Из-за этих проклятых денег я не могла даже принять душ или сходить в туалет. И тогда я приняла решение, какое может прийти в голову только такой легкомысленной особе, как я. Отправившись вместе с сумкой в ближайший магазин, я купила три десятка яиц, положила их в отдельный пакет, а вернувшись «домой», переложила их поверх денег горкой так, что получилась сумка, полная яиц.
Только после того, как деньги были выставлены у всех, можно сказать, на виду, я немного успокоилась, вышла из комнаты с мылом и полотенцем в руках и отправилась в ванную.

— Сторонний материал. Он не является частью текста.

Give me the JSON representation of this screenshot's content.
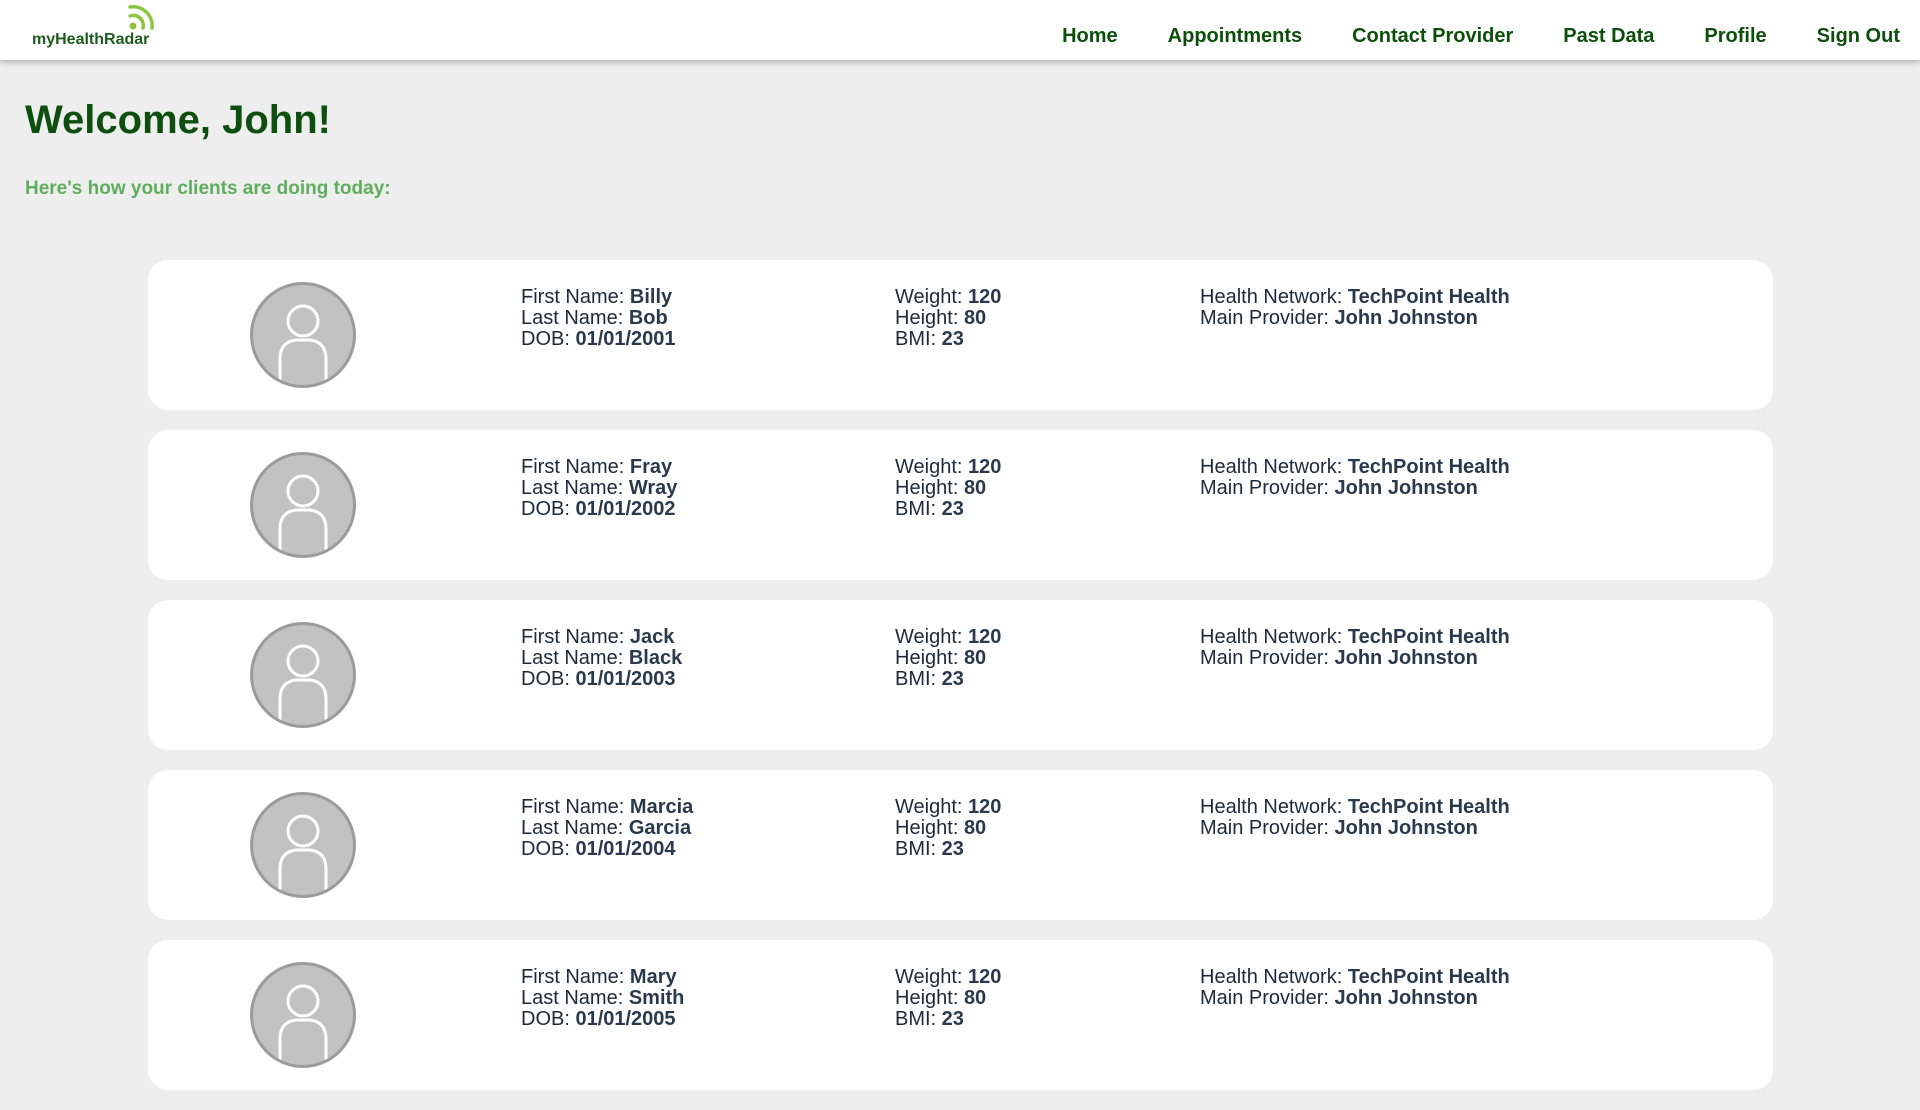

Да, конечно, мне удалось сбежать от Варнавы, от Изольды, ото всех неприятностей, которые доставляли мне в последнее время, казалось бы, самые близкие люди, но куда деться от собственных невеселых мыслей? Как жить дальше? Пойти отдыхать на пляж? Да разве можно спокойно лежать и загорать на солнышке, когда в голове такая каша, а глаза постоянно ищут в толпе так сильно любимые мною и одновременно внушающие мне какой-то необъяснимый страх лица?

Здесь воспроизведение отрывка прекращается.